Medicaid is another government program that will pay for a stay in a nursing home. Since it is only available to people with a significant level of financial need, there is a $2,000 asset limit.
If you convey assets into an irrevocable, income-only Medicaid trust, you could receive distributions of income that is generated by the trust’s assets. You would not be able to touch the principal, but the assets in the trust would not count if you apply for Medicaid.
There is one caveat to this statement. There is a five-year look-back period, so the assets must be signed over to the trust at least five years before you submit your application.
An irrevocable trust can also be used to provide an inheritance to a loved one with a disability without impacting need-based government benefits. High net-worth individuals that are exposed to estate taxes utilize irrevocable trusts to gain estate tax efficiency.
These are some of the reasons why you may want to use an irrevocable trust, but there are a number of others.
Revocable Living Trust
The revocable living trust is in a different category, and the name is self-explanatory. This type of trust takes effect while you are still living, and you can in fact revoke or dissolve the trust at any time.

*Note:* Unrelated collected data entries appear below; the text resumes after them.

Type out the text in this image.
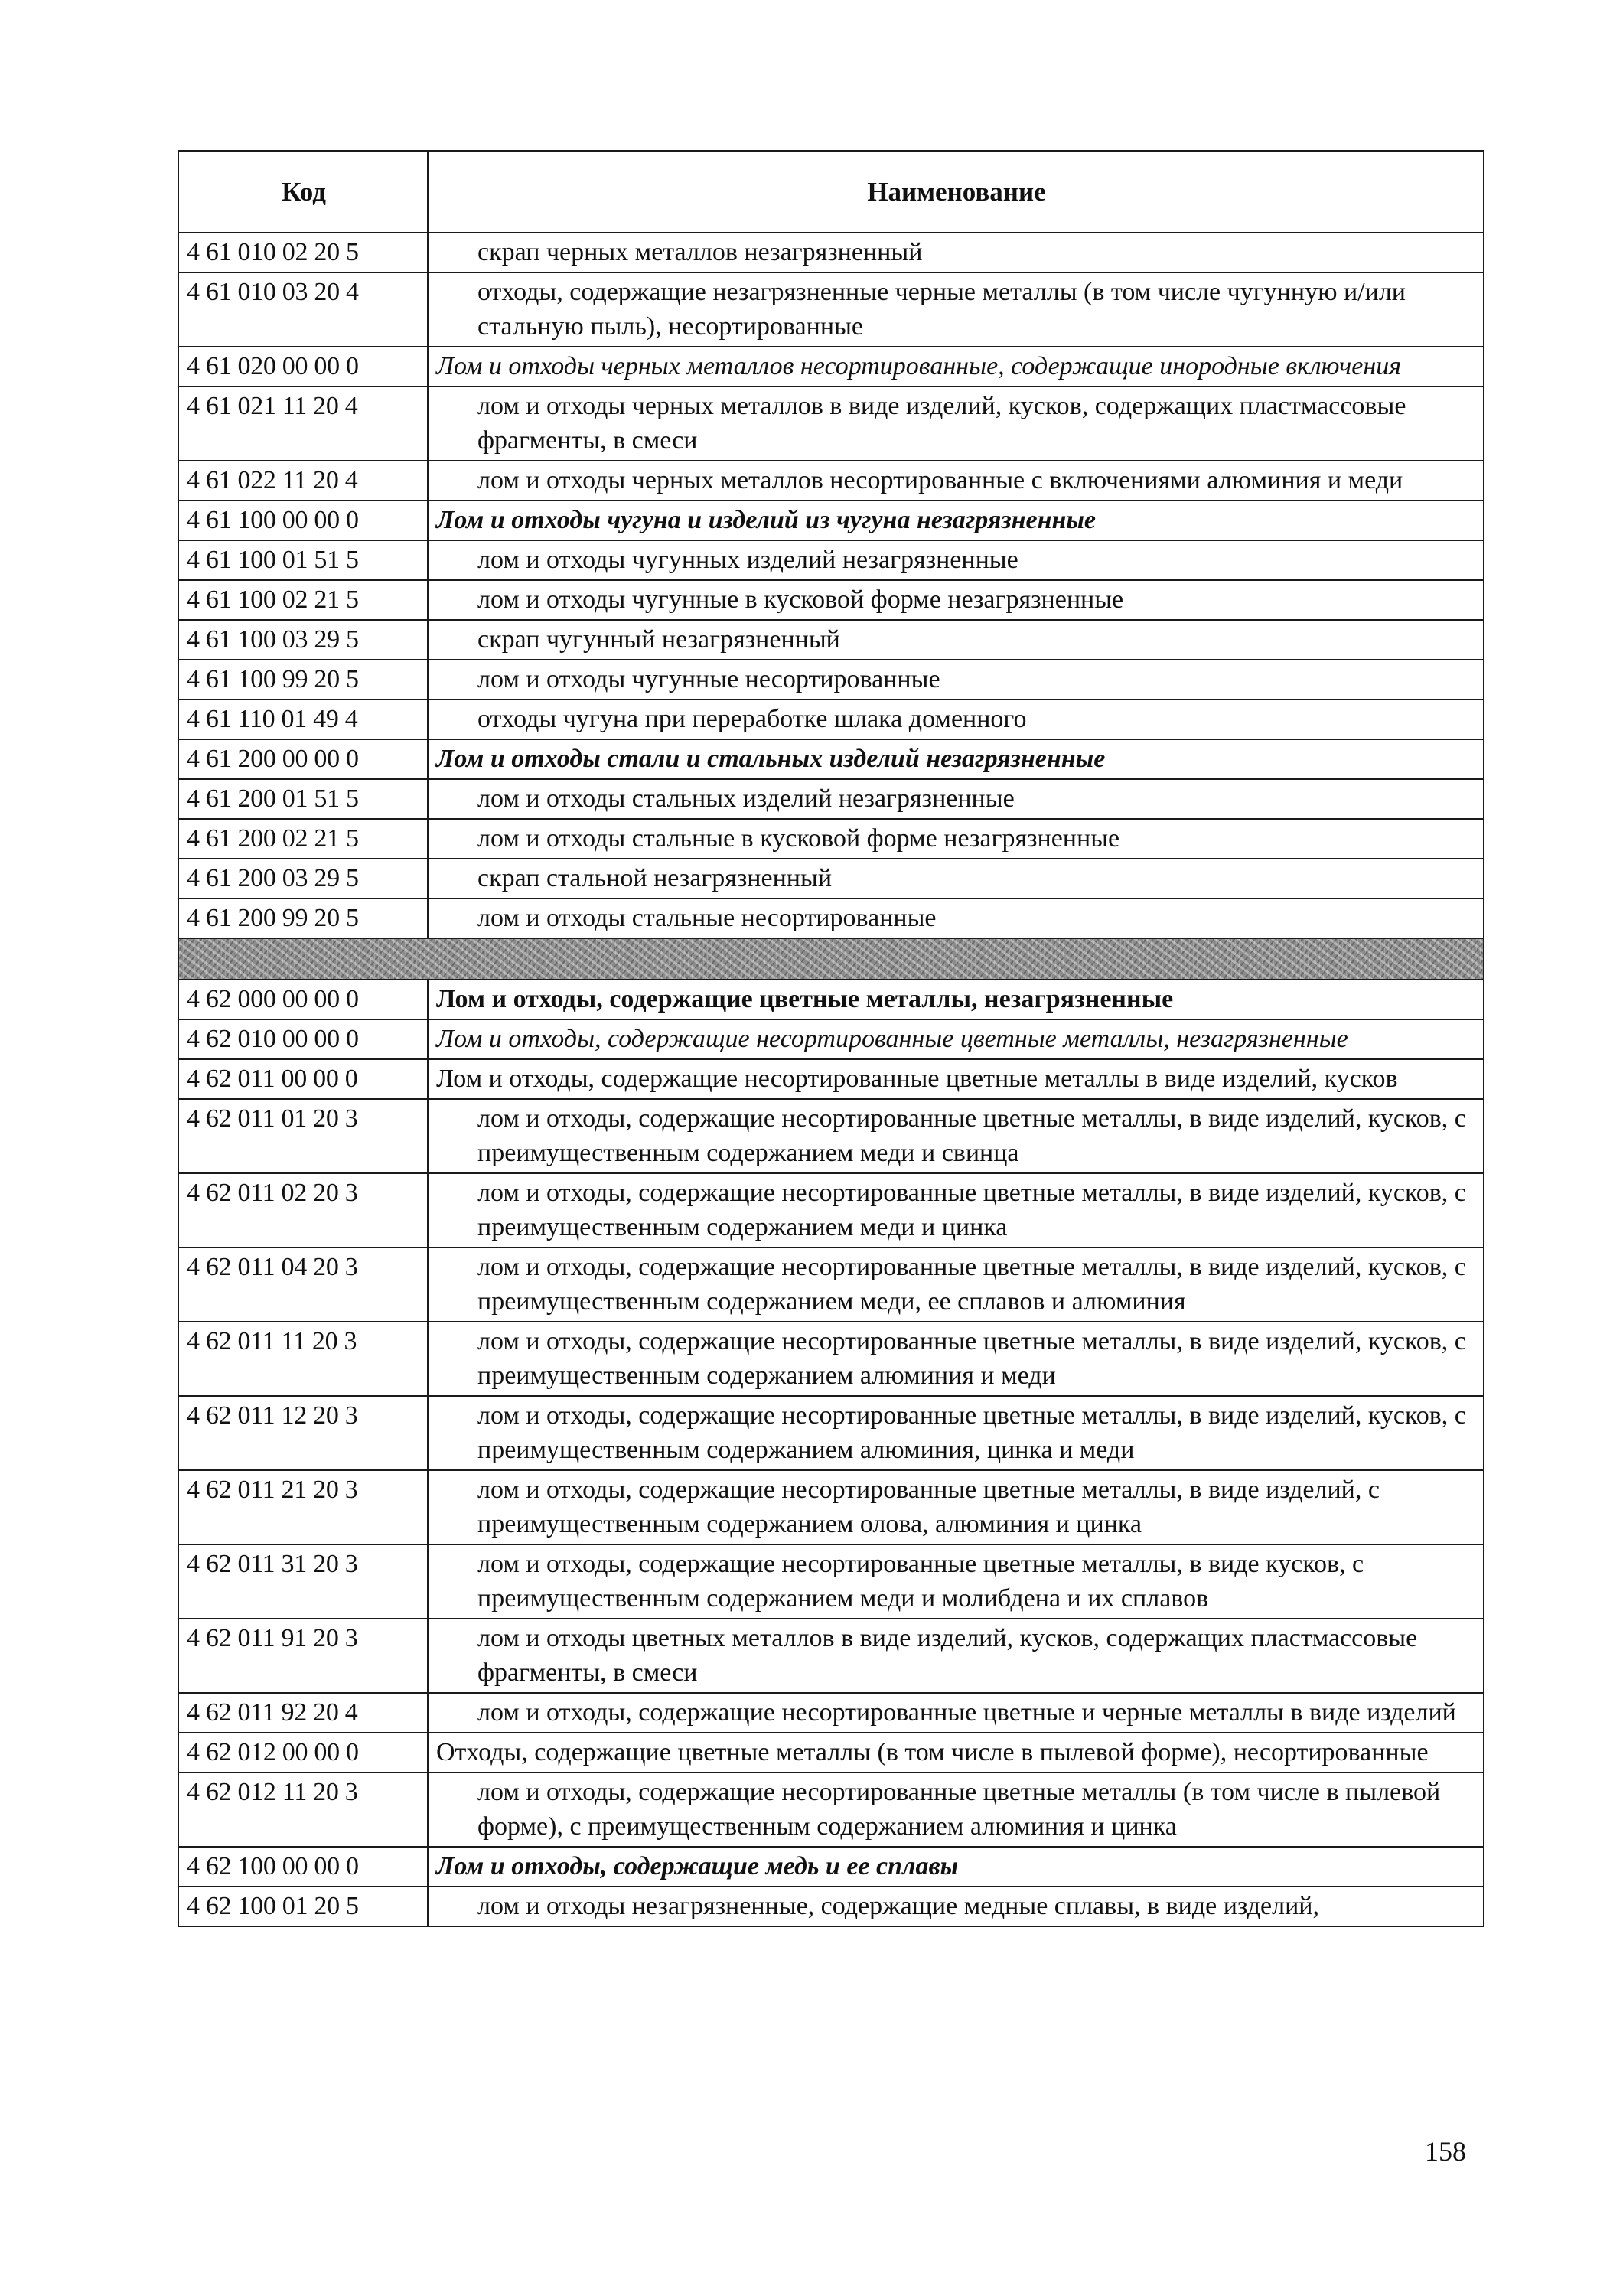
Код	Наименование
4 61 010 02 20 5	скрап черных металлов незагрязненный
4 61 010 03 20 4	отходы, содержащие незагрязненные черные металлы (в том числе чугунную и/или стальную пыль), несортированные
4 61 020 00 00 0	Лом и отходы черных металлов несортированные, содержащие инородные включения
4 61 021 11 20 4	лом и отходы черных металлов в виде изделий, кусков, содержащих пластмассовые фрагменты, в смеси
4 61 022 11 20 4	лом и отходы черных металлов несортированные с включениями алюминия и меди
4 61 100 00 00 0	Лом и отходы чугуна и изделий из чугуна незагрязненные
4 61 100 01 51 5	лом и отходы чугунных изделий незагрязненные
4 61 100 02 21 5	лом и отходы чугунные в кусковой форме незагрязненные
4 61 100 03 29 5	скрап чугунный незагрязненный
4 61 100 99 20 5	лом и отходы чугунные несортированные
4 61 110 01 49 4	отходы чугуна при переработке шлака доменного
4 61 200 00 00 0	Лом и отходы стали и стальных изделий незагрязненные
4 61 200 01 51 5	лом и отходы стальных изделий незагрязненные
4 61 200 02 21 5	лом и отходы стальные в кусковой форме незагрязненные
4 61 200 03 29 5	скрап стальной незагрязненный
4 61 200 99 20 5	лом и отходы стальные несортированные

4 62 000 00 00 0	Лом и отходы, содержащие цветные металлы, незагрязненные
4 62 010 00 00 0	Лом и отходы, содержащие несортированные цветные металлы, незагрязненные
4 62 011 00 00 0	Лом и отходы, содержащие несортированные цветные металлы в виде изделий, кусков
4 62 011 01 20 3	лом и отходы, содержащие несортированные цветные металлы, в виде изделий, кусков, с преимущественным содержанием меди и свинца
4 62 011 02 20 3	лом и отходы, содержащие несортированные цветные металлы, в виде изделий, кусков, с преимущественным содержанием меди и цинка
4 62 011 04 20 3	лом и отходы, содержащие несортированные цветные металлы, в виде изделий, кусков, с преимущественным содержанием меди, ее сплавов и алюминия
4 62 011 11 20 3	лом и отходы, содержащие несортированные цветные металлы, в виде изделий, кусков, с преимущественным содержанием алюминия и меди
4 62 011 12 20 3	лом и отходы, содержащие несортированные цветные металлы, в виде изделий, кусков, с преимущественным содержанием алюминия, цинка и меди
4 62 011 21 20 3	лом и отходы, содержащие несортированные цветные металлы, в виде изделий, с преимущественным содержанием олова, алюминия и цинка
4 62 011 31 20 3	лом и отходы, содержащие несортированные цветные металлы, в виде кусков, с преимущественным содержанием меди и молибдена и их сплавов
4 62 011 91 20 3	лом и отходы цветных металлов в виде изделий, кусков, содержащих пластмассовые фрагменты, в смеси
4 62 011 92 20 4	лом и отходы, содержащие несортированные цветные и черные металлы в виде изделий
4 62 012 00 00 0	Отходы, содержащие цветные металлы (в том числе в пылевой форме), несортированные
4 62 012 11 20 3	лом и отходы, содержащие несортированные цветные металлы (в том числе в пылевой форме), с преимущественным содержанием алюминия и цинка
4 62 100 00 00 0	Лом и отходы, содержащие медь и ее сплавы
4 62 100 01 20 5	лом и отходы незагрязненные, содержащие медные сплавы, в виде изделий,
158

You would act as the trustee, so your ability to utilize your assets as you see fit would not change. In the trust declaration, you would name a trustee to succeed you, and your heirs would be the beneficiaries.
Since you retain incidents of ownership, the assets would be available to litigants if you are sued, and they would be counted if you apply for Medicaid.
This type of trust will not satisfy those objectives, but a living trust will provide a number of very valuable benefits, and probate avoidance is one of them. The asset distributions would not be subject to probate, which is a costly and time-consuming legal process.
You can include spendthrift protections when you have a living trust, and this is a priority for some people. In additions, the estate administration process is streamlined, because ownership of the assets would be consolidated.
Many elders become unable to make sound decisions at some point in time due to cognitive impairment. When you have a revocable living trust, you can name a disability trustee to step into the role if it ever becomes necessary.